CM's development roar doesn't reach Bastar
Autumn is the most fascinating time of the year in Bastar. The earthy smell in the soft morning breeze instils a sense of belonging to the forest. The sound of the soft crunch of dry sal leaves beneath the shoes breaks the silence in the woods and entices one to walk a few more miles into the dense jungle. The sunlight piercing through the tall teak trees gives a ray of hope, as if promising a brighter day ahead.
Even as Bastar goes to polls this autumn, the chief minister, Raman Singh, is busy making new promises. At election rallies, in a self-aggrandizing tone, he roars,“Vikas kiya hai, Vikas karenge (I have done developmental work, I will continue to do so).” He claims that development will bring people closer to the mainstream, especially in the Maoist-dominated districts of Dantewada, Kanker, Bastar, Bijapur, Kondagaon, Narayanpur and Sukma.
Development is, of course, visible in his state. Highways have been constructed. Fancy bus stops that flaunt stainless steel seats have been built on the highways with gigantic photographs of Narendra Modi and Raman Singh on display. Townships have been coming up.
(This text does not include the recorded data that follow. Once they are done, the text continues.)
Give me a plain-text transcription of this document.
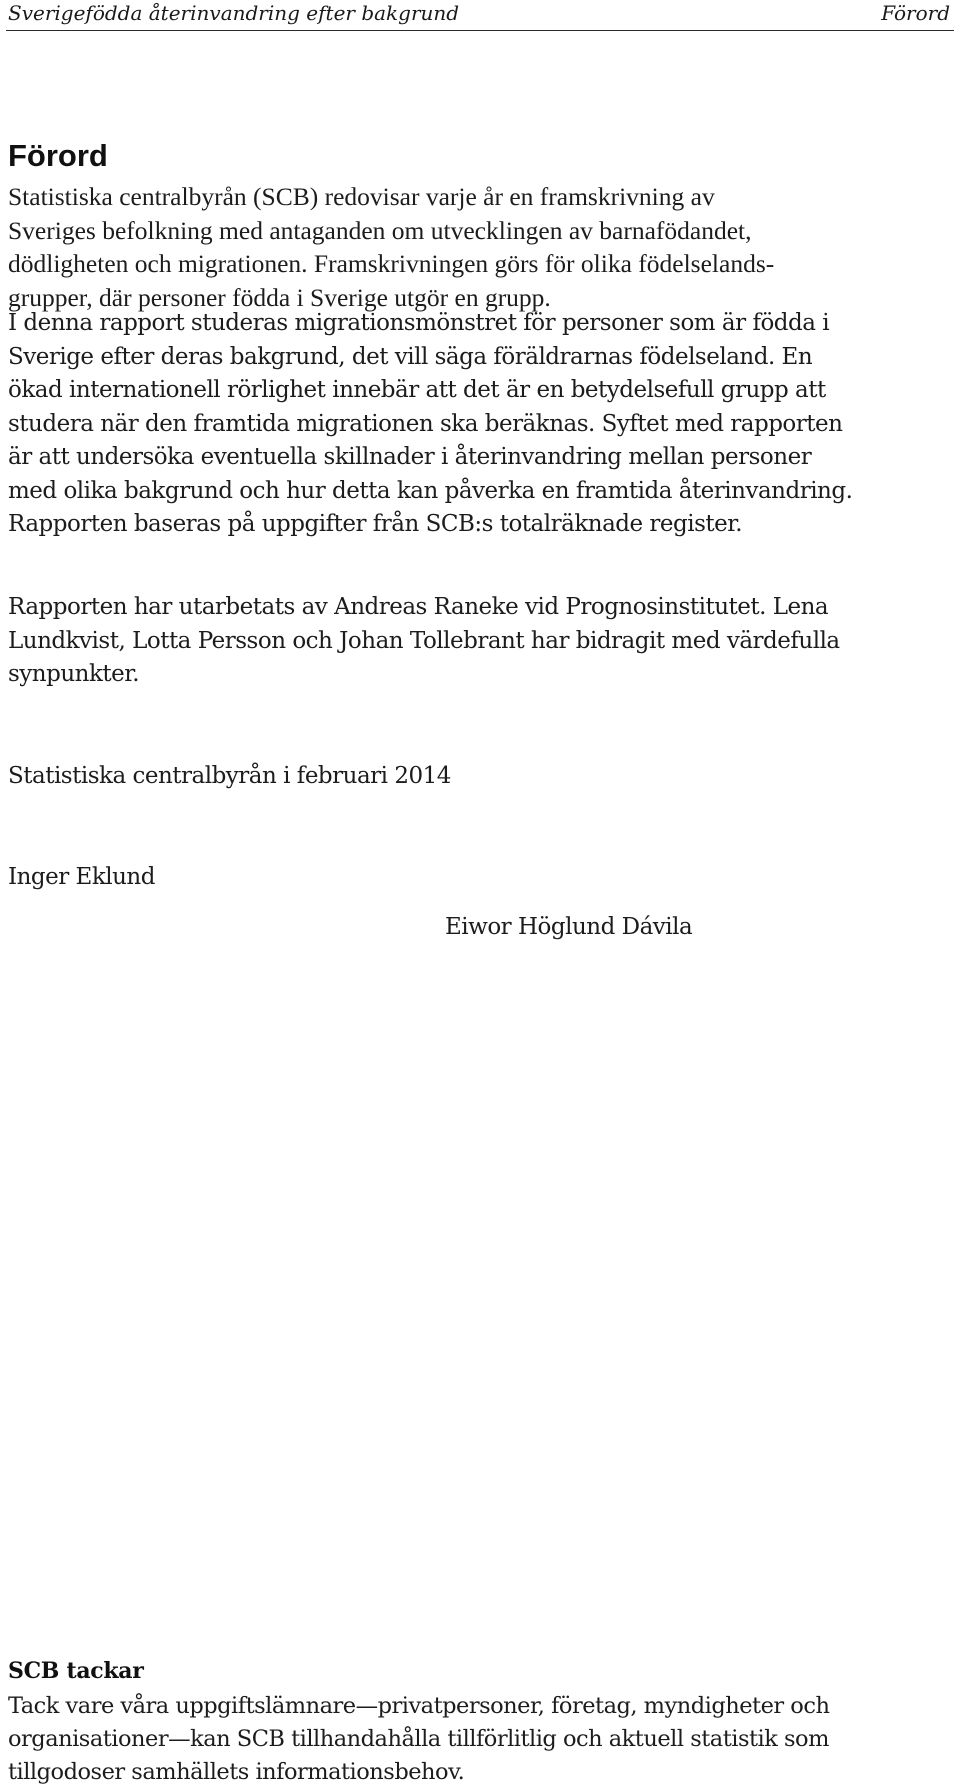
Sverigefödda återinvandring efter bakgrund	Förord
Förord

Statistiska centralbyrån (SCB) redovisar varje år en framskrivning av
Sveriges befolkning med antaganden om utvecklingen av barnafödandet,
dödligheten och migrationen. Framskrivningen görs för olika födelselands-
grupper, där personer födda i Sverige utgör en grupp.

I denna rapport studeras migrationsmönstret för personer som är födda i
Sverige efter deras bakgrund, det vill säga föräldrarnas födelseland. En
ökad internationell rörlighet innebär att det är en betydelsefull grupp att
studera när den framtida migrationen ska beräknas. Syftet med rapporten
är att undersöka eventuella skillnader i återinvandring mellan personer
med olika bakgrund och hur detta kan påverka en framtida återinvandring.
Rapporten baseras på uppgifter från SCB:s totalräknade register.

Rapporten har utarbetats av Andreas Raneke vid Prognosinstitutet. Lena
Lundkvist, Lotta Persson och Johan Tollebrant har bidragit med värdefulla
synpunkter.

Statistiska centralbyrån i februari 2014

Inger Eklund

Eiwor Höglund Dávila

SCB tackar

Tack vare våra uppgiftslämnare—privatpersoner, företag, myndigheter och
organisationer—kan SCB tillhandahålla tillförlitlig och aktuell statistik som
tillgodoser samhällets informationsbehov.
Private steel and thermal power plants have been allotted tribal land to set up production units. Electricity poles are standing tall in most parts of the state. But how much of this development has touched the lives of the populace of the benighted Bastar heartland scalded by a rogue conflict between Maoists and the State? This is the big question.
You will find the answer only when you travel into the interiors of villages, crossing undulating jungles and trekking on the kutcha roads. The words, ‘development’ and ‘welfare’, have no meaning for these people living on the margins. For example, the government has started ‘Dial 108’ for emergency ambulance service but the people of Palnar in Bijapur still have to walk over 10 kilometres to reach the nearest government hospital in Gangaloor for medical aid. Primary schools in most villages are lying vacant after getting embroiled in the State versus Maoist violence. Some of them have been reopened in dilapidated buildings but the teachers — they come from other parts of state — do not understand Halbi or Gondi, the languages spoken by the local students. Panchayat heads are missing from most villages; they live in nearby towns fearing Maoist attacks. Villagers of Handawada in Abujmarh walk through broken roads covering 45 kilometres for two days to reach the weekly market in Orchha.
Even though the state’s development initiatives have not reached these villages, its brutal forces have. In these Maoist-dominated areas, homes are looted, villages burnt down, women raped and killed and men tortured, not just by the Maoists but also by the State forces suspecting tribals to be loyal towards the rebels. Instances of security forces dragging men out of their hamlets and crucifying them to trees before shooting them are apparently not rare. Jails in Jagdalpur and Kanker are overcrowded with tribal people, slapped with false charges of aiding the Maoists. The government has also formed civil society groups such as Tangiya and Jai Bastar Vikas Sangharsh Samiti in order to pit tribals against one another. Villagers who had left rebel ranks long ago to live a ‘normal’ life are randomly caught and allegedly forced to surrender as ‘Maoists’ by the police to claim ‘success in anti-Maoist operations’. In many cases, while conducting search operations, the police make the men stand in line and ask, ‘Are you with us or with them [Maoists]?’ The tribal people wonder if the government is fighting the Maoists or the indigenous people of the state.
In the last phase of his 15-year rule, Singh claims he has largely focused on the “growth” of the youth comprising 65 per cent of the electorate in the state. He has opened livelihood colleges and made skill development an enforceable entitlement for youths under the Chhattisgarh Right of Youth to Skill Development Act, 2013. But his idea of youth development is perhaps also intended to bring them into the government fold. Young tribals are recruited into local police by coercion so that the security forces get easy access into their villages for anti-Maoist operations as they know the terrain and topography well.
Polling day is fast approaching and this time, once again, the rebels don’t want the villagers to have the indelible ink mark on their fingers. Security forces, however, are using drones to keep the troublemakers at bay and bring in more villagers to the polling booth. But the villagers, caught in the crossfire between the State and the Maoists, are still trying to fathom whether the previous elections have brought change to their lives.